Faltou coerência
O jornal O Estado de S.Paulo anuncia, em minúscula nota no primeiro caderno, que os 2.102 jovens que se inscreveram no 20o. Curso Estado de Jornalismo começam neste domingo a primeira etapa do processo de seleção, devendo até o dia 16 ser conhecidos os 60 pré-classificados.
Mais informações podem ser obtidas no site www.estadao.com.br/talentos.
O leitor curioso vai até o site, pois imagina que, agora que conseguiram eliminar a obrigatoriedade do diploma específico para o exercício do jornalismo, os jornais tratarão de ampliar as fontes para seleção de seus profissionais, certo?
Errado: o Curso Estado de Jornalismo, também chamado de Escola de Focas, é só para recém-formados de faculdades de Jornalismo ou alunos do último ano ou último semestre de… Jornalismo.
A decisão do Supremo Tribunal Federal eliminando a obrigatoriedade do diploma para exercício do jornalismo foi tomada no dia 17 de junho, ou seja, mais de quarenta dias antes do fim das inscrições para o curso do Estadão.
Embora o site ainda postasse até esta sexta-feira informações sobre como se inscrever, as inscrições podiam ser feitas somente até o final de junho.
Ora, se a questão do diploma era tão importante, se era um caso de defesa do amplo direito de expressão, por que o jornal não estendeu o prazo de inscrição logo após a decisão do STF, para democratizar o acesso à tão desejada profissão?
Por que não fez qualquer gesto para abrir a possibilidade de estudantes ou recém-formados em facudades de Direito, de Economia, de Enfermagem ou de Moda participarem do processo de seleção?
Se o jornalismo não é mais exclusividade de jornalistas diplomados, como sustentar a manutenção da exclusividade diante de eventuais processos judiciais de estudantes de outras áreas impedidos de concorrer?
A direção do jornal pode alegar que não houve tempo para alterar as regras.
Tal alegação pode ser discutida em juízo.
O jornal também pode alegar que, tratando-se de um processo de seleção para um curso privado, ninguém tem nada a ver com isso.

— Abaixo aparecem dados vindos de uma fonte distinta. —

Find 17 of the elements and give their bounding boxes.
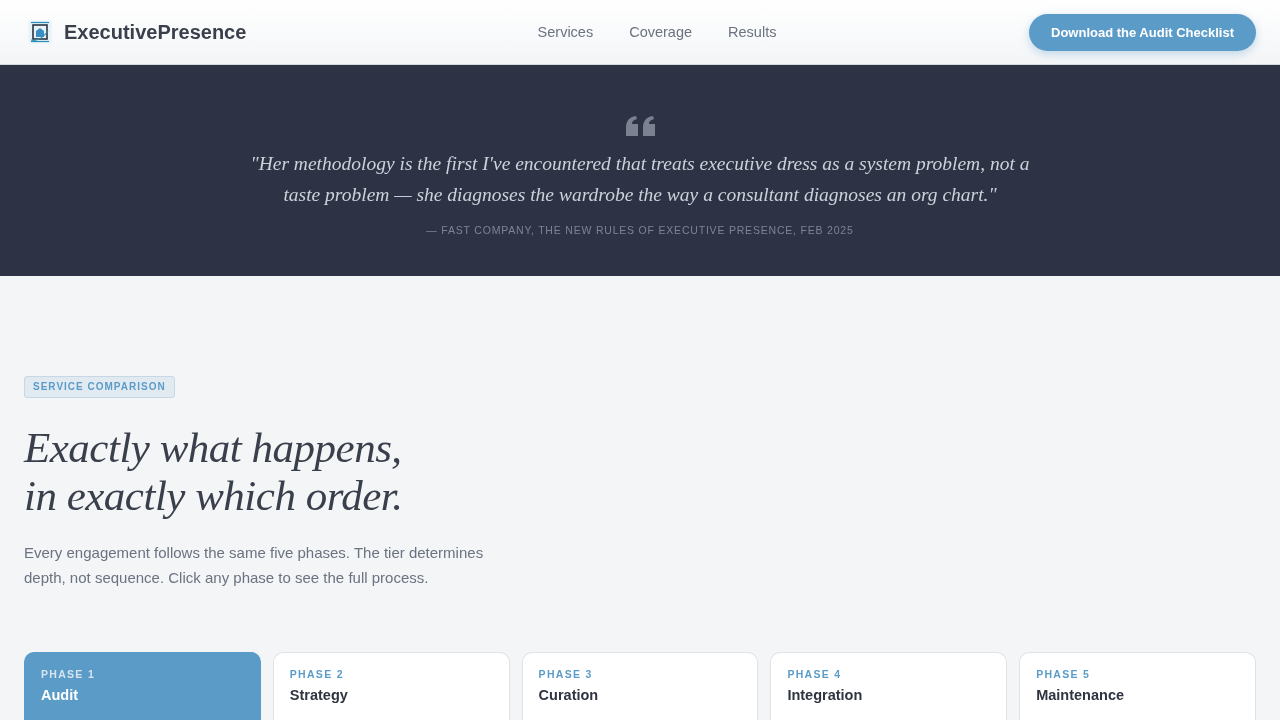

O jornal só não consegue explicar a incoerência de haver se empenhado tanto para acabar com a exigência do diploma de jornalismo, alegando razões tão nobres como os direitos humanos, e depois negar esse direito aos estudantes ou recém-formados de outras especialidades que querem ser chamados de jornalistas.
Os frutos do atropelo
Alberto Dines:
– O presidente do STF (Supremo Tribunal Federal), ministro Gilmar Mendes, foi veemente ontem quando se manifestou contra o vazamento de informações sigilosas de inquéritos da Polícia Federal. Segundo ele, a prática de vazar documentos sigilosos banalizou-se, tornou-se rotina e beneficia principalmente emissoras de televisão.
O ministro Mendes acusa frontalmente a Polícia Federal, mas a responsabilidade pela divulgação de qualquer informação cabe ao veículo e não à fonte. Se o veículo jornalístico não sabe tratar a informação à qual teve acesso, está descumprindo os mais elementares preceitos e procedimentos profissionais.
Ora, como o ministro Gilmar Mendes recentemente considerou extinta a profissão de jornalista ao acabar com a obrigatoriedade do diploma, instituiu uma espécie de vale-tudo. Ao universalizar o exercício do jornalismo sob o pretexto de democratizar o acesso à informação, o STF ou o seu presidente já não podem exigir dos veículos um tipo de conduta e de cuidados que antes era cobrado – e com toda razão – dos profissionais formados em universidades.
Essa talvez tenha sido a razão que levou o ministro Mendes a fazer carga apenas contra a Polícia Federal.
Estamos diante do primeiro mal-entendido provocado pela apressada decisão de acabar com a exigência do diploma. Logo virão outros e mais graves.
A revogação de antigas leis e estatutos exige decisões mais ponderadas e mais prudentes, capazes de evitar vácuos legais. A remoção do entulho autoritário foi feita com tanta insensibilidade que parece autoritarismo.